看不出,看着初次见面看上去呆呆憨憨“其貌不扬”的小男生,调档他小学历年考试成绩时,也没觉得数据多么出彩,蓝底白色校服的寸照上,圆头圆脑的样子,秀气细长的眼睛里有种超出同龄人的老沉,眉眼间弥漫着淡淡的哀愁,连同嘴角微微往下垮,鼻翼两边甚至可以隐约透出法令纹。
什么鬼?老蒋心中暗叹,原以为他将所有的注意力都放在了乒乓球上,对学业也就是勉强凑合,现在看来完全是藏锋蓄力,这小子当真是“好钢用在了刀刃”上,不到关键时刻绝不出手,一旦出手必定快、准、稳、狠,直指目标。
老蒋的面色瞬间变得柔和亲切了许多,作为老师,谁不喜欢成绩好的资优生,特别是这种“文体兼备”的,即使放在四大名校也是如同熊猫一般稀有的存在。她推了推鼻梁上的眼镜,突然朝林臻东露出一个比哭还难看的笑容——
“那你很棒哦,林同学,今后要好好加油,更加不能松懈哟!”老蒋拍了拍他的肩膀。
可枫郡的校园生活似乎没有月考结果这般顺利地低空飞过。相反的,因为自己看似轻而易举地以综评倒数第四的成绩,成功淘汰掉倒数三位去了B班。班上同学一直拒绝他这个“插班生”的融入,相反将他视为突然的侵入者,充满戒备与敌意。除了李嘉妮,依然没有任何同学主动跟他交好,除了班务、学科作业必要的交流,几乎很少有同学主动同他搭话。
他倒也乐得轻松自在,节省无效社交的时间和精力,反而能够更加专注自己的训练和课业,每天像只定时的闹钟,重复着上课、下课、吃饭、午休、上训得规律节奏,体工队在伟伦体校基地的训练课占据整整一个下午,还要掐点赶晚上少年宫市队训练,满打满算可以凑齐三堂训练课,与职业运动员一天三练的体量基本一致,他倒也挺满意现在的生活状态。

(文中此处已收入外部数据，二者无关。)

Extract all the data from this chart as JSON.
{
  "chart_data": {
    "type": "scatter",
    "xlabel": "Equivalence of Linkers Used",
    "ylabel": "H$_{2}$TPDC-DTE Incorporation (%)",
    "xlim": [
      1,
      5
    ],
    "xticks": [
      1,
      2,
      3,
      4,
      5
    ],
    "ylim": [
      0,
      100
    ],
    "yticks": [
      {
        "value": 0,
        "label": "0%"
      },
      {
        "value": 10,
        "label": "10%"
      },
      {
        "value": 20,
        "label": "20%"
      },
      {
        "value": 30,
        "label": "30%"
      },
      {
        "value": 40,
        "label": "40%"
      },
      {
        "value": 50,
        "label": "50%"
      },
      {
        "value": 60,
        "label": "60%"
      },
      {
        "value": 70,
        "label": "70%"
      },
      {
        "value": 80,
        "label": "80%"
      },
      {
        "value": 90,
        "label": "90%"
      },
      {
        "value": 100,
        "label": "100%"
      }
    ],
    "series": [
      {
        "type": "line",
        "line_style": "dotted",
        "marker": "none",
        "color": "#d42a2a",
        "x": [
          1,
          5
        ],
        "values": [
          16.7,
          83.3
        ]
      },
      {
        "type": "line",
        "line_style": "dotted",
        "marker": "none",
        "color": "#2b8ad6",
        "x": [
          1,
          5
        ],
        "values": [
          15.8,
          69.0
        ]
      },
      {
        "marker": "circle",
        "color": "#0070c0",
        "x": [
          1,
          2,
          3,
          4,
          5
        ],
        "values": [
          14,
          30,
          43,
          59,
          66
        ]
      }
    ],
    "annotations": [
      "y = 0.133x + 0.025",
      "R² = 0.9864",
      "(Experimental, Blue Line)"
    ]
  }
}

只是每天忙得陀螺一般满天飞,有时连在食堂吃饭的时间都顾不上,从枫郡到基地,一南一北横穿整个G市,距离太远实在不方便坐公交,于是,他不得不“被迫”让钟叔费心每天开车接送他上下训,钟叔风雨无阻、无怨无悔每天准时接送,在基地一直静候他下训,再送他赶去少年宫晚训。
“东哥,你不是不愿意坐私家车,为了你那个可怜的、毫无意义的尊严和面子,坚持要两条腿走路,这下怎么不走了?”默君叉着腰靠在厨房门边,冲着厨房一角束手无策呆立在原地的林臻东冷笑热讽道。
默君则在厨房里手写一周的菜谱,住家保姆则忙着洗切食材,与默君讨论营养餐的做法。她心疼他中午不能按时吃饭,每每跑去小卖部刷个面包、饭团、牛奶盒子之类凑合一顿,索性干脆拜托家里的保姆单独准备营养冷餐盒,坐着车后座吃。
“现在好像钟叔为了接送你,工作量比之前翻了整整一倍,连王妈都要额外加班给你准备中饭,你也好意思?有种自己解决啊!”子君捂嘴翻白眼。
“我其实真不需要这么麻烦……”他无奈地叹口气,眼见默君和阿姨忙的热火朝天,而自己宛如一个智障巨婴般,只能干站在原地插不上手,愈发有种负疚感。
“我其实会做饭,不如我自己做?”他小声探问道。
“你闭嘴!赶紧去温书赶进度,还有你!”默君横了子君一眼,毫不客气回怼道:“还有你!一双眼睛有功夫盯着成绩,倒不如盯紧你不断下滑的成绩,要不是你东哥进度跟不上,很可能垫底被淘汰的就是你了!”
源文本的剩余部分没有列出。